The fiddleheads are aptly named, shaped just like the top of a violin, and soon Huia declares her basket “full enough” of them. We dawdle through the forest, aimlessly it seems to me, though she appears to know exactly where she is, pausing every now and then to watch birds and pick flowers. We sit on a log that's sprouting soft, hopeful ferns, a “nurse log,” Huia calls it, and I show her how to make a crown of daisies. She gets me to make the slits in the stems with my nails and then weaves one for me too.

Soon, the light is starting to dim. Time has slipped away from us. Huia is several feet away from me, knee deep in jewel-green fronds.

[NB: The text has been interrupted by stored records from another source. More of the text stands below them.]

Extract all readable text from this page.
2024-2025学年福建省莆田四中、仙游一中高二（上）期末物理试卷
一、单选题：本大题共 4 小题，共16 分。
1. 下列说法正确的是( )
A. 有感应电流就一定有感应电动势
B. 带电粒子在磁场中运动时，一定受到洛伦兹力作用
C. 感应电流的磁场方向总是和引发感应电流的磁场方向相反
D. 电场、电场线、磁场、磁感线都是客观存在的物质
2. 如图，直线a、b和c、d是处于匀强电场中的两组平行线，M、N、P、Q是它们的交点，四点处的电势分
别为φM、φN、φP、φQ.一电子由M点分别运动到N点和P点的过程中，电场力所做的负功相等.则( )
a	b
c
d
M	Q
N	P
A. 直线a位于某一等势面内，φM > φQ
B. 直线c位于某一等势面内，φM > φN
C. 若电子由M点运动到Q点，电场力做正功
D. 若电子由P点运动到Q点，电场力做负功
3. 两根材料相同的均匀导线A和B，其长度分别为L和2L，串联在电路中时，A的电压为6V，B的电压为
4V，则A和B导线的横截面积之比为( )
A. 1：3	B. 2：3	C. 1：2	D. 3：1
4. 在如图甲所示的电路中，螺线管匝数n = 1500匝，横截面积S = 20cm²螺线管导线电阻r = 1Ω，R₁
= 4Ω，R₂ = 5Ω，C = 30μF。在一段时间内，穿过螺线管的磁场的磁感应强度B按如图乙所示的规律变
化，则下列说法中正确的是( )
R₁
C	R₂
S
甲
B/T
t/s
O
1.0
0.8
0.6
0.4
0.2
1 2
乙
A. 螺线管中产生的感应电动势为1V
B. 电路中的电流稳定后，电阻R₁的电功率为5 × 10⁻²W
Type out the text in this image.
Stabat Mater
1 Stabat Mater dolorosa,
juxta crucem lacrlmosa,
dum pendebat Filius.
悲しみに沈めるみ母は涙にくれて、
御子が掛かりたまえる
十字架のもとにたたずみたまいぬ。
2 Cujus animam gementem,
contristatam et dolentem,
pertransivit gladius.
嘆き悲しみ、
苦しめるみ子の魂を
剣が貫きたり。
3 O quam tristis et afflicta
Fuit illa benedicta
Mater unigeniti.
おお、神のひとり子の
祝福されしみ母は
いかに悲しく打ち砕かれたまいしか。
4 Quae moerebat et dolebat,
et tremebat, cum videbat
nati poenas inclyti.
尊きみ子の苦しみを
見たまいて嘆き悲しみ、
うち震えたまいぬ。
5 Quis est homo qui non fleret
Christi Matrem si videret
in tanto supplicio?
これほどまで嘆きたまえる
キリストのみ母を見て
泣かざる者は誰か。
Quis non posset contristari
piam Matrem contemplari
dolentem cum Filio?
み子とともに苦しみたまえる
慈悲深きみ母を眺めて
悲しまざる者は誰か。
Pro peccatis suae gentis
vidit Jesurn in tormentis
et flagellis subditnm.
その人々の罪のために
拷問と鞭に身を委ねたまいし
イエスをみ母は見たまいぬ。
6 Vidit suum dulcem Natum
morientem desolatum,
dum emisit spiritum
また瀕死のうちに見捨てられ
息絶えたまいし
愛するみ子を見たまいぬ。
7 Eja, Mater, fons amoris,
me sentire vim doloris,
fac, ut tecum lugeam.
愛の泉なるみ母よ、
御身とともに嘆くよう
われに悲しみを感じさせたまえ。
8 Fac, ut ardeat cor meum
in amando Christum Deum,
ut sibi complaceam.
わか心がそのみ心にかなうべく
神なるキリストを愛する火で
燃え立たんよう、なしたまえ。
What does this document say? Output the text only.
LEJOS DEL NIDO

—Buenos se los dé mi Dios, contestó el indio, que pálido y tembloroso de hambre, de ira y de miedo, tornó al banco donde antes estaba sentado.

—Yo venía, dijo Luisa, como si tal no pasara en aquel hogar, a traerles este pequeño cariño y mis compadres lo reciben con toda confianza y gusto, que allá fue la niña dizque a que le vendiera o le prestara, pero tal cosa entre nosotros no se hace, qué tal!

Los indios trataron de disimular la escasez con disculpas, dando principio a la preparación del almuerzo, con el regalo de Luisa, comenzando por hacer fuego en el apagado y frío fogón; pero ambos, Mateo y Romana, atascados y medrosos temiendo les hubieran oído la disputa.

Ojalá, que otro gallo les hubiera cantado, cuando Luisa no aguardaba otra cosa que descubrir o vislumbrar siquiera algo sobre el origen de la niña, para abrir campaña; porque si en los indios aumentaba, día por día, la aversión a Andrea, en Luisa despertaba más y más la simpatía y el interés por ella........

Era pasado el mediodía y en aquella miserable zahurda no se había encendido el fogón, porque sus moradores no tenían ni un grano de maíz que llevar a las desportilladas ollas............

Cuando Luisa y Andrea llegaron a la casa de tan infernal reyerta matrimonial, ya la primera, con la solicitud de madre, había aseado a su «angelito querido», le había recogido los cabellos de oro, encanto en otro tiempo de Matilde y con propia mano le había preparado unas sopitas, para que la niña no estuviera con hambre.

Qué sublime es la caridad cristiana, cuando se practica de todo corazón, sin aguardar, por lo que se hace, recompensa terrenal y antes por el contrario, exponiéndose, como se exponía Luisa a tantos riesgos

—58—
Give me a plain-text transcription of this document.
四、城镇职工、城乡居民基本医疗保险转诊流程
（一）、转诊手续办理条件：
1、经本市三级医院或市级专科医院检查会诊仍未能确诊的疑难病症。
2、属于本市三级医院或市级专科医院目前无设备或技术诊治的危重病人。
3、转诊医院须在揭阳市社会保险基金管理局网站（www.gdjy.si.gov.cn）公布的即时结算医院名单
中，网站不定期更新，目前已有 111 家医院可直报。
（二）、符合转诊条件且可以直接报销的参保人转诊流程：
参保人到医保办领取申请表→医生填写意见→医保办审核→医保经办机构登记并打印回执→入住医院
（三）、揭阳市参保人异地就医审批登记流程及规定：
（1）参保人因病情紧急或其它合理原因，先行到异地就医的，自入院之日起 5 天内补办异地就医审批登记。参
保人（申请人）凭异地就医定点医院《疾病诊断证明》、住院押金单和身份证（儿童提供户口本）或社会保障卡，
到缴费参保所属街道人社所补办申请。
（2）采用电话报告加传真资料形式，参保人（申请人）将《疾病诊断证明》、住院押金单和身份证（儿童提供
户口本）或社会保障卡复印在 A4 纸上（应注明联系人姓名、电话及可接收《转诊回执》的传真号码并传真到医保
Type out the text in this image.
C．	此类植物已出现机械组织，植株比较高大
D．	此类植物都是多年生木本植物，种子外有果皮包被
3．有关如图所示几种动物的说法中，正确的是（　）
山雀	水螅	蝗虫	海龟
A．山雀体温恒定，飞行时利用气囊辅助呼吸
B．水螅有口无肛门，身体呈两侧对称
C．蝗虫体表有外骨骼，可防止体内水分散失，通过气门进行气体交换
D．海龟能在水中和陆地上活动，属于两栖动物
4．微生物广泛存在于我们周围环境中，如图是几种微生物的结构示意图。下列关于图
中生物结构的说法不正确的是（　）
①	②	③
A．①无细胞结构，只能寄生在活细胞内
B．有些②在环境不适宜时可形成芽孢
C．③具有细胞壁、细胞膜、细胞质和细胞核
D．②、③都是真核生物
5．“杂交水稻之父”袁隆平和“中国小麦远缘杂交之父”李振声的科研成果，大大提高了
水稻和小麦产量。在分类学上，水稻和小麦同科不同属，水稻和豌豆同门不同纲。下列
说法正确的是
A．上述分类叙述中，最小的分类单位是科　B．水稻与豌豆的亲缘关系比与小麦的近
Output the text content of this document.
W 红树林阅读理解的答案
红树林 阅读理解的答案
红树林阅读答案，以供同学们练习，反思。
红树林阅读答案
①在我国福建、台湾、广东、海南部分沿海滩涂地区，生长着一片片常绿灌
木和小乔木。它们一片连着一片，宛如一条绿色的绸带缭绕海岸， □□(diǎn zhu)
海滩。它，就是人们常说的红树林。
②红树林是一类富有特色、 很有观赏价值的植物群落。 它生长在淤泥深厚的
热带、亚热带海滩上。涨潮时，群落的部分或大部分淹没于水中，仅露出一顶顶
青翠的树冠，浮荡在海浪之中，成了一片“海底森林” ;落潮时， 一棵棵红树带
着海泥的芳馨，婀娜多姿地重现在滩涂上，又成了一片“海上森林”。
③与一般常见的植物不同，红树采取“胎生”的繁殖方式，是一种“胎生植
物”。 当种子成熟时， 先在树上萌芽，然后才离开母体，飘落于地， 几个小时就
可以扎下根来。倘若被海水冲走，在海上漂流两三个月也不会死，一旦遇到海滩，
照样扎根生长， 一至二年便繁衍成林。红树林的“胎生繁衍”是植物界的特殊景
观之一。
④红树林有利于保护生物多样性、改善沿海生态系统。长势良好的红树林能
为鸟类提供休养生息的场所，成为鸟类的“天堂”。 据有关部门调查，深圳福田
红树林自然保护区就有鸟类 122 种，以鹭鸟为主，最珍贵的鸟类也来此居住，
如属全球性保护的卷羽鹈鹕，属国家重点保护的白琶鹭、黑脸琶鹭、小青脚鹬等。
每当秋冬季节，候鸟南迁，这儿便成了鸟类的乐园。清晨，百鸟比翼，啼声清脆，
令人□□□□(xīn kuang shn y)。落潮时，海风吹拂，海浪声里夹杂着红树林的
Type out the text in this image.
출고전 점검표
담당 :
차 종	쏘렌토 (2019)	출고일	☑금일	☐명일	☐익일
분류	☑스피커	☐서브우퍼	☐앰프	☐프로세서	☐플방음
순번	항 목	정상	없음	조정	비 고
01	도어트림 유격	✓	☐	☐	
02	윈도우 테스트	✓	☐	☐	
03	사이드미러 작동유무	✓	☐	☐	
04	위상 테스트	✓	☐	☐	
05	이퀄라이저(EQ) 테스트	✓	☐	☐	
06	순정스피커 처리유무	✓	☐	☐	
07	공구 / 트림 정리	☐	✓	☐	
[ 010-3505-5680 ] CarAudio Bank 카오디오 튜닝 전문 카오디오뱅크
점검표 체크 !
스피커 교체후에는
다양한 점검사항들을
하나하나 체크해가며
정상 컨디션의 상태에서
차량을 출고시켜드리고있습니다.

“Perhaps we should call it a day.” I gesture with her basket, now in my hands. “You've got a good haul.”

“Yeah,” she replies with a shy smile. She steps over to me and we both investigate our harvest. She tugs, gently, on the hem of my shirt. “Come to my house.”

“Oh, no, I should be—”

“Pleeeeeease?”

“But your dad—”

“He'll be okay. He's working on a terrarium.”

“I don't want to interrupt.”

“He won't mind,” Huia insists. “Honest.”

I mull on the invitation, keen to avoid my sister who may be back at the cabin. “Are you sure?”

“Yes, yes, yes!”

She takes hold of my hand and skips so I almost drop the basket.

“Hey, whoa! Careful.” But we're both giggling.

*  *  *

Huia grips my hand most of the way, dragging me along like an unwilling puppy, until we reach the driveway, which she half runs, half skips up to reach a small white weatherboard house pretty well enclosed by tall trees. There's a small concrete statue of a rabbit by the door and a pair of work boots with a girl's hair clip attached to the top of one. I find myself plucking it off as we walk past, and moving it between my fingers.

Huia smiles at me and pushes the door open wide. “Come on.”

I step inside.

“Dad!” she calls, walking ahead of me towards the back of the house.

We pass through a short hallway with a row of wall hooks holding jackets and a bright yellow rain hat, and three doors leading off it. Then a kitchen and living room out the back, with an entire wall of sliding doors, much like Merriem's place. The homes were probably built at the same time, in the 1960s or '70s, as vacation houses. Huia slides open a door and strides out towards a newer, black studio building, beckoning me to come with her. She's still calling for her father.

A door opens at the side of the studio and Jack pokes his head out. “Hey, bub.” He spots me trailing behind. He smiles. “Oh, hi, Frankie.”

“Hi. I—”

“I told her she could come,” Huia interrupts. “That you wouldn't mind.”

“Of course I don't mind,” Jack says.

Huia grabs hold of her father's hands, which are in dirty, thick gardening gloves, and climbs her feet up his legs like an acrobat.

Jack groans. “You're not as small as you once were, circus girl.” He turns to me. “Do you want to come in for a look? I was just finishing up before putting on the kettle.”

Huia leaps off her father and skips ahead of us. I step inside and glance around. The outside of the studio is stained black, but inside the timber is raw and exposed. It smells as though it could be cedar. There's light coming in from a huge rose window at one end and a large skylight in the roof, partially open.